With relief in sight, Crenshaw in shirtsleeves helped her get the woman out to his car. There was a Hummer parked in the middle of the street, its motor still running.

“Who the hell put that there?” Crenshaw roared.

“That's mine.”

“No problem. I'll take care of it.”

When she was in the passenger seat, Crenshaw slammed the door and then stood there hugging himself with the stupidest expression on his stupid face. Laura started the car and, even before she left campus, turned on the siren. It was either that or face the woman's questions.

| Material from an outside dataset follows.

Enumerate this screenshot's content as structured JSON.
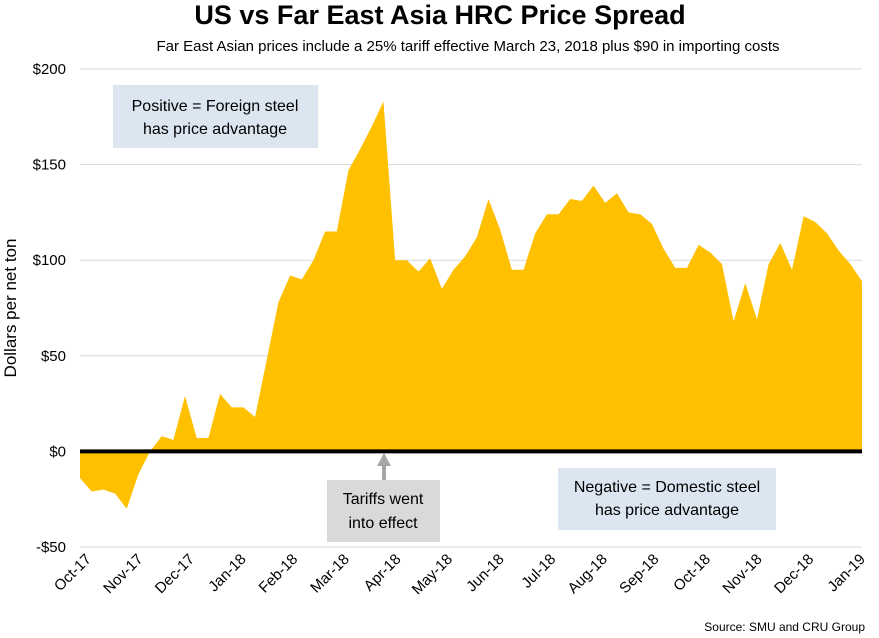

“You said he was murdered.” She looked at Laura as if she had confessed to the crime.

“The police will explain everything.”

“The police. You're the police.”

Laura turned up the volume of the siren and with lights flashing sped downtown, ignoring the icy streets, liking it as cars pulled off to the side to let her through. There was a near miss as she tore through a red light when a car braked and then began to slide sideways through the intersection. Laura went into a slide herself but regained control. This had the effect of subduing her passenger.

When she pulled into the parking lot downtown, she had trouble bringing the car to a stop on the icy surface. It slid slowly into a snowbank and came to a halt, killing the motor. The siren kept going and she had trouble stopping it. When they got out of the car, Mrs. Izquierdo was more or less under control. Laura led her like a zombie inside.

“Homicide,” she announced to the cop on duty. How did a fatso like that pass the physical? She pushed the thought away. “This is Mrs. Izquierdo, whose husband was found in his office on campus.”

It was the new widow's cue to begin shrieking again. That was okay with Laura. She felt a bit like shrieking herself.

The next half hour or so was a confusing period. No one seemed to know of the murder on campus. Laura asked if they knew Detective Stewart. Of course they knew Detective Stewart. Well, this was his case, and this woman wanted someone in charge to tell her what had happened.

A tall man in a corduroy jacket with a Burberry coat over his arm, lining displayed, rose from a chair and became the voice of reason. He spoke soothingly to Mrs. Izquierdo; he stopped Laura when she headed for the door.

“Wait. I want to talk to you.”

She waited. Finally the chief showed up. He knew less of what had happened than Mrs. Izquierdo, so Laura had to explain it to him, and to the man in the corduroy coat, while the horrified widow listened in.

“Where the hell is Stewart?” the chief demanded. “Get hold of Stewart.”

Minions fled to carry out this order. The man in the corduroy jacket took Laura back to the reception area, got her seated, and brought her a cup of coffee. When he sat, he was holding a tablet. He licked the tip of his pencil.

“From the beginning.”

All this was bearable because it was a story she was going to tell Larry. It was a strange interview, full of the oddest questions. Tell him all about Professor Izquierdo. Was he the campus atheist? Yes, yes, and the other day someone set his car afire. Her interviewer took this down eagerly.